Univaja realiza sua 7ª assembleia e define nova coordenação

Representantes dos povos Kanamari, Matis, Mayoruna/Matsés, Kulina Pano, Marubo e Korubo elegeram nova diretoria, debateram os desafios da região e recebem a Ministra presidenta do STF e do CNJ, Rosa Weber

A União dos Povos Indígenas do Vale do Javari (Univaja) realizou, entre os dias 17 e 20 de março de 2023, a sua 7ª Assembleia que reuniu representantes de seis povos da bacia do rio Jutaí, na Terra Indígena (TI) Vale do Javari, local com maior concentração de povos que vivem em “isolamento”, no mundo. As atividades foram feitas na aldeia Marubo Paraná, localizada no alto rio Ituí, município de Atalaia do Norte, Amazonas, Terra Indígena Vale do Javari, que é a segunda maior TI do Brasil.

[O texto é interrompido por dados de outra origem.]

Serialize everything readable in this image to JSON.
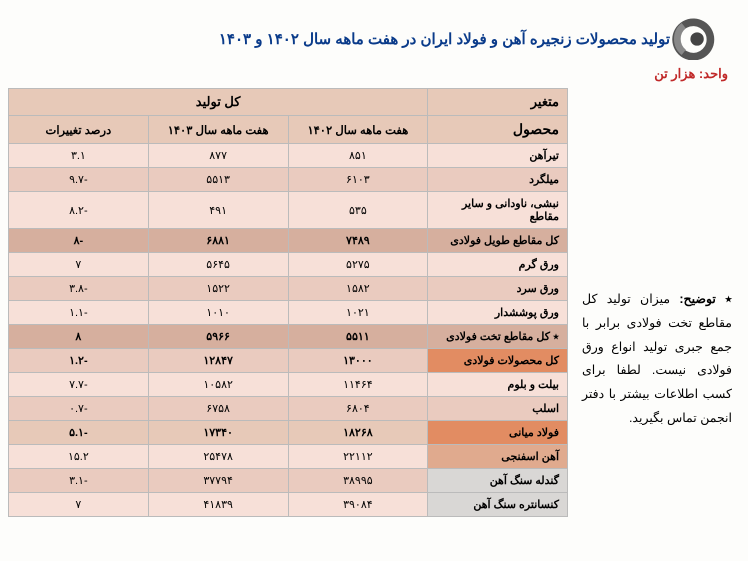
{
  "title": "تولید محصولات زنجیره آهن و فولاد ایران در هفت ماهه سال ۱۴۰۲ و ۱۴۰۳",
  "unit": "واحد: هزار تن",
  "note_label": "٭ توضیح:",
  "note_text": "میزان تولید کل مقاطع تخت فولادی برابر با جمع جبری تولید انواع ورق فولادی نیست. لطفا برای کسب اطلاعات بیشتر با دفتر انجمن تماس بگیرید.",
  "columns": {
    "var_label": "متغیر",
    "product": "محصول",
    "total_prod": "کل تولید",
    "y1402": "هفت ماهه سال ۱۴۰۲",
    "y1403": "هفت ماهه سال ۱۴۰۳",
    "pct": "درصد تغییرات"
  },
  "rows": [
    {
      "name": "تیرآهن",
      "y1402": "۸۵۱",
      "y1403": "۸۷۷",
      "pct": "۳.۱",
      "bg": "#f7e0d8"
    },
    {
      "name": "میلگرد",
      "y1402": "۶۱۰۳",
      "y1403": "۵۵۱۳",
      "pct": "-۹.۷",
      "bg": "#eacbbf"
    },
    {
      "name": "نبشی، ناودانی و سایر مقاطع",
      "y1402": "۵۳۵",
      "y1403": "۴۹۱",
      "pct": "-۸.۲",
      "bg": "#f7e0d8"
    },
    {
      "name": "کل مقاطع طویل فولادی",
      "y1402": "۷۴۸۹",
      "y1403": "۶۸۸۱",
      "pct": "-۸",
      "bg": "#d6af9e",
      "sum": true,
      "name_bg": "#d6af9e"
    },
    {
      "name": "ورق گرم",
      "y1402": "۵۲۷۵",
      "y1403": "۵۶۴۵",
      "pct": "۷",
      "bg": "#f7e0d8"
    },
    {
      "name": "ورق سرد",
      "y1402": "۱۵۸۲",
      "y1403": "۱۵۲۲",
      "pct": "-۳.۸",
      "bg": "#eacbbf"
    },
    {
      "name": "ورق پوششدار",
      "y1402": "۱۰۲۱",
      "y1403": "۱۰۱۰",
      "pct": "-۱.۱",
      "bg": "#f7e0d8"
    },
    {
      "name": "٭ کل مقاطع تخت فولادی",
      "y1402": "۵۵۱۱",
      "y1403": "۵۹۶۶",
      "pct": "۸",
      "bg": "#d6af9e",
      "sum": true,
      "name_bg": "#d6af9e"
    },
    {
      "name": "کل محصولات فولادی",
      "y1402": "۱۳۰۰۰",
      "y1403": "۱۲۸۴۷",
      "pct": "-۱.۲",
      "bg": "#eacbbf",
      "sum": true,
      "name_bg": "#e28c62"
    },
    {
      "name": "بیلت و بلوم",
      "y1402": "۱۱۴۶۴",
      "y1403": "۱۰۵۸۲",
      "pct": "-۷.۷",
      "bg": "#f7e0d8"
    },
    {
      "name": "اسلب",
      "y1402": "۶۸۰۴",
      "y1403": "۶۷۵۸",
      "pct": "-۰.۷",
      "bg": "#eacbbf"
    },
    {
      "name": "فولاد میانی",
      "y1402": "۱۸۲۶۸",
      "y1403": "۱۷۳۴۰",
      "pct": "-۵.۱",
      "bg": "#e7c9b8",
      "sum": true,
      "name_bg": "#e28c62"
    },
    {
      "name": "آهن اسفنجی",
      "y1402": "۲۲۱۱۲",
      "y1403": "۲۵۴۷۸",
      "pct": "۱۵.۲",
      "bg": "#f7e0d8",
      "name_bg": "#e0aa8e"
    },
    {
      "name": "گندله سنگ آهن",
      "y1402": "۳۸۹۹۵",
      "y1403": "۳۷۷۹۴",
      "pct": "-۳.۱",
      "bg": "#eacbbf",
      "name_bg": "#d9d7d5"
    },
    {
      "name": "کنسانتره سنگ آهن",
      "y1402": "۳۹۰۸۴",
      "y1403": "۴۱۸۳۹",
      "pct": "۷",
      "bg": "#f7e0d8",
      "name_bg": "#d9d7d5"
    }
  ],
  "col_widths": {
    "name": "150px",
    "y1402": "140px",
    "y1403": "140px",
    "pct": "130px"
  }
}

Os povos Kanamari, Matis, Mayoruna/Matsés, Kulina Pano, Marubo e Korubo elegeram nova diretoria, que agora conta com Bush Matis para coordenar a Univaja pelo triênio 2023/2025, junto com Varney Todah Kanamari na vice coordenação. O povo Tsohom-dyapa foi o único que não contou com representantes na assembleia que recebeu, cerca de 120 pessoas, ao longo dos 4 dias.

O povo Korubo, de recente contato, participou pela segunda vez do encontro que define os rumos da coordenação da Univaja. Na última assembleia, realizada em março de 2020, ocasião da reeleição de Paulo Marubo e Varney Thoda Kanamari, participaram Takvan e Malevo Korubo. Dessa vez, os Korubo foram representados por Txitxopi, Lëyu e Txitxopi Vakwë Korubo.

Três chapas se inscreveram para pleitear a coordenação.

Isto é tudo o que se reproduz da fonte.